The glamorous life goes to Venice
We do the math. It will be way cheaper for us to have airport shuttle service than to leave our car. Cristina makes the arrangements. An SUV is ordered. Ding Dong. Car is here. What happened to the SUV. A white stretch limo has come to whisk us away.
The girls are thrilled. Driver has barely made it down the hill and we’re all shuffling around inside. Alysha and I are in the very back facing forward. We have to. The thing bounces around and rarely seems to go straight. Nausea sets in. Manage (barely) to make it to airport without losing it.
Check in. Drop off bags. Grab nosh and wait until everyone else is boarded before we sashay up. In our comfy cozy sweats. We don’t care. We’re not the Kardashians. We’re from Seattle and are going to be on planes for the next 14 hours.
Settle in and do the things that people do when cramped into ugly (Delta) plane with foam from seat backs poking through and looking at us. Try to watch movie on notebook paper size screen fifteen feet down the aisle. If you don’t have a good view (and who does), the screen is dark and blurry. Noelle’s ear phone jack doesn’t work. Give up. Cristina and Noelle are seated in front of Alysha and I. They recline which reminds me. Try to recline chair but nope. Turn around and look. Knees smooshed up right to the back of chair by smooshed up guy behind me. Poor fellow. Have mercy plus would do no good anyway as chair isn’t going anywhere except into large knees. Read entire book on kindle (love kindle). The girls are asleep. But it is only midnight so have at least another hour to go.
Eventually fall asleep. Mouth more or less closed which is a plus. Flash. Giggle. Flash. Blasted kids have woken up. Are taking excrutiatingly horrid pictures of me that they will now facebook to the world. Brats. Ignore them. Fall back asleep. On and off until we arrive in Amsterdam.
We trundle off plane. Good thing about sweats. They don’t wrinkle. Get onto next plane. Fall asleep again. More flashes and awful picture taking by tormentors. Arrive in Venice. Head to baggage claim. The airport is nice. Stand at carousel. And stand. And stand. Until realize – no bags.

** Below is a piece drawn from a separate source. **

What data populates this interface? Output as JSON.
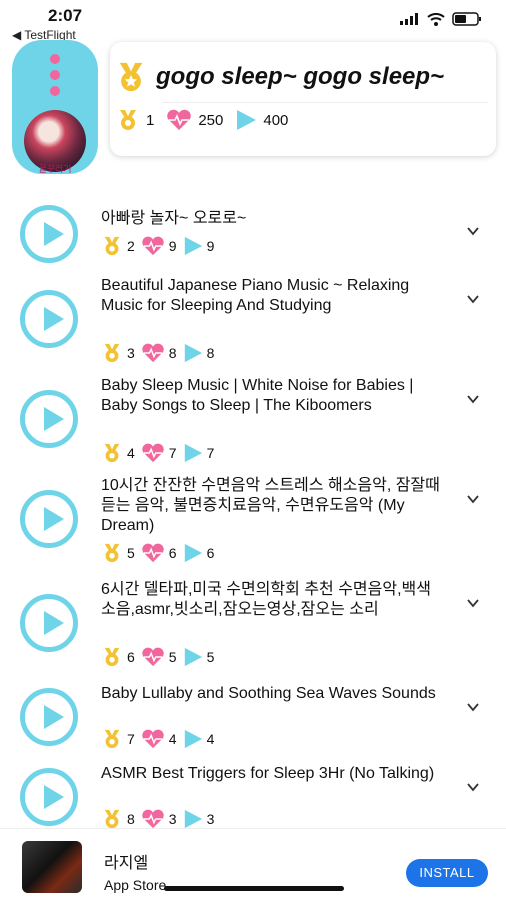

We are the last hopeful (naïve) ones waiting for the luggage to come off. The rest (and there are quite a few) have already hustled to the lost baggage line. This means we are the last in line. Wait almost an hour. Fairly patiently. Nice lady tells us it may arrive tomorrow. She gives us little packages which turn out to be survival kits. We grumble out the door but snap out of it. It is pretty out! We’re on way to the water taxi! How cool is this! So what if everyone will know we are Americans from Seattle land of black and gray sweats.
Taxi takes a very long time. Alysha and I share a Dramamine. Hope I’ve brought enough of them. We look with interest at the people as they get on and off. A lady sits next to us. We check her out. Completely put together from the bottoms of her white, silver high heeled sandals and violent red painted toes – to the top of her perfectly highlighted, cut, curled and Sophia Loren sun-glassed head. She pulls out an Italian fashion magazine and ignores us.
We arrive at our destination and debark. One thing good about an airline losing luggage – don’t have to cart anything around. Tell the girls to go one direction. They ignore me and go the other. Which turns out to be the correct way. As we are walking across the famed St. Mark’s square, we are acutely conscious that we are the only ones in the entire place who look like we’ve been on a plane for 14 hours. And that we are going to be looking this way for at least another day.